Waterman Crusader 1949 (mechanical pencil)

No nosso período de escola, até a 5ª série usamos lápis nos nossos cadernos e livros. A partir desse momento, passamos a usar as canetas, pois os professores entendem que usar eternamente um lápis não faz com que você seja mais caprichoso com sua escrita, muito menos ordene seus pensamentos antes de colocá-los no papel. Falei inúmeras vezes que o digital facilitou por um lado, dificultou por outro.

O Microsoft Word já disponibiliza a margem padrão conforme a ABNT, o espaçamento de linhas, além da possibilidade de se arrepender e corrigir o que foi escrito.

Nunca fui caprichoso, diga-se de passagem. Minha letra era de razoável para ruim, sendo canhoto, muito parecida com a de minha mãe (foi mal mãe!). E como todo adolescente homem, está pouco se importando com rasuras e garranchos. As meninas, por outro lado, mantém até o fim da vida (ou quando não tem Parkinson) a letra bonita, redonda, caprichosa, colorida, cheirosa. Ok…existem exceções (minha sogra que o diga). Sempre fiquei encantado com a letra do professor de matemática e a linha reta sem régua do professor de geometria. Ambos são mágicos no que fazem, mesmo que não entenda bulhufas do que estão falando.

E quando entrei na universidade, a grade curricular disponibilizava como matéria obrigatória a Geometria Descritiva (diedros, épura, cota, afastamento, projeções…), Desenho Técnico (perspectiva isométrica e cavaleira, planos, hachuras…) e os Desenhos Mecânicos (cortes, vistas, detalhes e mais hachuras…). Foi aí que a porca torceu o rabo! Todo canhoto (exceto os que esforçaram) escreve com o lápis/lapiseira e apaga/borra com a faca da mão. Não é porcaria não; simplesmente a mecânica do corpo humano, associado a técnica desenvolvida e aprimorada pelo cérebro que fazem essa sujeirada toda.

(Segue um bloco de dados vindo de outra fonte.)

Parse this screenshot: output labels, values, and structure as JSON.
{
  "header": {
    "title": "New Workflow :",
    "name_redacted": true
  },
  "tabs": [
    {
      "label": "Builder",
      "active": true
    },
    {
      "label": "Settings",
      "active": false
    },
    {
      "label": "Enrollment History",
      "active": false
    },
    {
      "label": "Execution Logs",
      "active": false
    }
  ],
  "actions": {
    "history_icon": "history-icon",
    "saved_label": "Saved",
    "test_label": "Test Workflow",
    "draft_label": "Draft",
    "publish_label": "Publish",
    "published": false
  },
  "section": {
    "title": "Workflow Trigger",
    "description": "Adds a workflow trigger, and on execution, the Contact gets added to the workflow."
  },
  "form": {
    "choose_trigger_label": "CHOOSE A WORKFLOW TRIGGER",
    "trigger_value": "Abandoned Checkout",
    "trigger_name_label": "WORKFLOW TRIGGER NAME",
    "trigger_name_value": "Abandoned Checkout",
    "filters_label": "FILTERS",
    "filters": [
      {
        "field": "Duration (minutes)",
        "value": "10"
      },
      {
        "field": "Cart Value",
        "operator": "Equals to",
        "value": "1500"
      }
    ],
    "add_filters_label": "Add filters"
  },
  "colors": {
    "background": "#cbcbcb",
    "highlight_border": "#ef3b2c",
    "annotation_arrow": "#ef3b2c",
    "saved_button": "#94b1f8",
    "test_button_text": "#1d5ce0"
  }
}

Muito bem, muito bem. Tirando a técnica pessoal, existem as regras para desenhos técnicos. E mesmo para quem ache que isso tudo é uma grande palhaçada, toda a técnica aprendida tem um motivo para existir. As linhas não possuem espessuras diferentes por gosto do desenhista; o carimbo de um desenho mecânico adota letras em itálico por outro motivo; escala então, é uma das variáveis mais importantes no processo. Por isso, o professor recomendava que tivéssemos esquadro (mais comuns: Compactor e Arquimedes), transferidor (idem), bolômetro (Trident e similares), compasso (Stadler e Kern, os mais concorridos), régua “T” (Trident) e, last but not least, Lapiseira/Lapis.

Nunca obtive sucesso com o tal do lápis. Sempre deixei cair no chão, nunca sabia a hora de parar de apontar, mordia ele todo. Já a lapiseira conseguia me “domar”. Mesmo negligenciando, tive muitas diferentes. Lembro-me bem de quando passei para Engenharia, meu primo me presenteou com uma Kooh-I-Nor, estando nas mãos de 10 entre 10 calouros da engenharia no seu tempo.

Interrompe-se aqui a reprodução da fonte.